Not in our Stars
Brief summary for tweet length attention spans
We can get back the much-mourned favorite star on twitter by an 'add a comment' retweet with a 🌟 emoji eg:
— Kevin Marks (@kevinmarks) November 4, 2015
executive summary in bullet form
This has the following advantages:- Lets you use star again, or any other emoji that better expresses nuance.
- Notifies the person starred, just as 'like' does
- shows up in your feed (but not in your favorites list)
- works in all twitter clients as it shows the emoji and link by default, and the linked-to tweet in official ones
- can be liked and retweeted in its own right
- is not counted as a like or a retweet (this is true for all quoted tweets)
- is a bit more obtrusive than the old favorite
- takes more than one click to create
Historical exegesis and discussion of semiotics
Back in the dawn of twitter, new ways of using it were created by users, sporadically adopted, and then reified first by the vibrant client ecosystem, and eventually by official Twitter clients. Hashtags, @ replies and retweets started this way, as microsyntax or picoformats. Favorites were added early on and had a favstar-like top ten list with the lovely url slug 'favourings'. Your favorites were always public, and obviously so (unlike Google reader's which scared users). But when they caused notifications and showed up in timelines as actions, people were disconcerted.
The very opacity of the star meant that people could imbue it with its own meaning, and the nuances of what faving meant have been long-discussed - see Jessica Roy in Time for an example. Hence the immense hand-wringing over Twitter's change from star to heart and favorite to like. Perhaps they were led by AirBnB's 30% engagement boost when they made the change? The difference is one of semiotics though - when you apply a heart to a place to stay that is clearer than applying it to a tweet; it may still be a nuanced note on the host, or ironic, but the layers of meaning are more limited than in a tweet. With a tweet there are many more possible signifiers you may be indicating favour or attention to. Who saying it, who's @-tagged, hashtags, links, embedded media, the threads extending before or after, can all be grist for that little pointer.
However, there is another user-driven pattern that Twitter has not paid much attention to - emoji as replies. If you look through emojitracker there are nearly a billion uses of the 😂 emoji and over a billion of the various hearts. This is a way people use to express the missing nuance that a single system-chosen glyph doesn't convey. Now you can reply to people with this directly, but that doesn't have the right effect; it is directly responding to the person, not the tweet, and relying on twitter threading to handle it.
Twitter's new 'quote tweet' option, hidden under the retweet button, gives a better way:
— Kevin Marks (@kevinmarks) November 3, 2015
Shown in twitter with the quoted tweet inlined:
Shown in classic clients as a star and a link. This is a public post, clear in intent, and directed at the tweet with its associated media and nuance, just as a favorite was.

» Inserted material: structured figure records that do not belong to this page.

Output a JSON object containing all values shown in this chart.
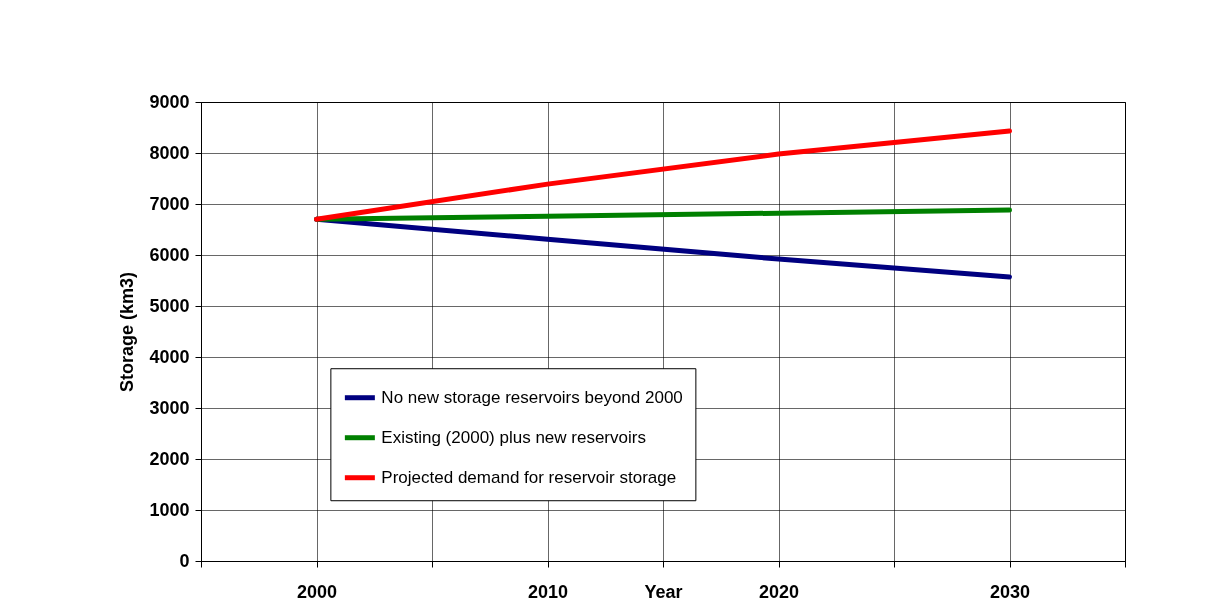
{
  "chart_data": {
    "type": "line",
    "xlabel": "Year",
    "ylabel": "Storage (km3)",
    "x": [
      2000,
      2010,
      2020,
      2030
    ],
    "series": [
      {
        "name": "No new storage reservoirs beyond 2000",
        "color": "#000080",
        "values": [
          6700,
          6310,
          5920,
          5570
        ]
      },
      {
        "name": "Existing (2000) plus new reservoirs",
        "color": "#008000",
        "values": [
          6700,
          6760,
          6820,
          6880
        ]
      },
      {
        "name": "Projected demand for reservoir storage",
        "color": "#ff0000",
        "values": [
          6700,
          7390,
          7980,
          8430
        ]
      }
    ],
    "xlim": [
      1995,
      2035
    ],
    "xticks": [
      {
        "value": 1995,
        "label": null
      },
      2000,
      {
        "value": 2005,
        "label": null
      },
      2010,
      {
        "value": 2015,
        "label": null
      },
      2020,
      {
        "value": 2025,
        "label": null
      },
      2030,
      {
        "value": 2035,
        "label": null
      }
    ],
    "ylim": [
      0,
      9000
    ],
    "yticks": [
      0,
      1000,
      2000,
      3000,
      4000,
      5000,
      6000,
      7000,
      8000,
      9000
    ],
    "grid": true,
    "legend": "bottom",
    "marker": "none",
    "line_style": "solid"
  }
}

There is more flexibility here - repeated emoji; multiple emoji
☑ ✅ 💯 https://t.co/GRBaxlsKHB
— Kevin Marks (@kevinmarks) November 4, 2015
@zeynep Maybe Twitter should add a checkmark -- ✔-- to signal things like "noted" and "save for later" etc. Keep the heart for "likes" etc.
— Dan Gillmor (@dangillmor) November 3, 2015
In fact, had twitter thought this through they could have saved time on the disappointing new "polls" feature by emulating Slack's 'reacji' voting instead.
In the meantime, join me and the billions of other emoji tweeters in using a star reply to indicate your favourings.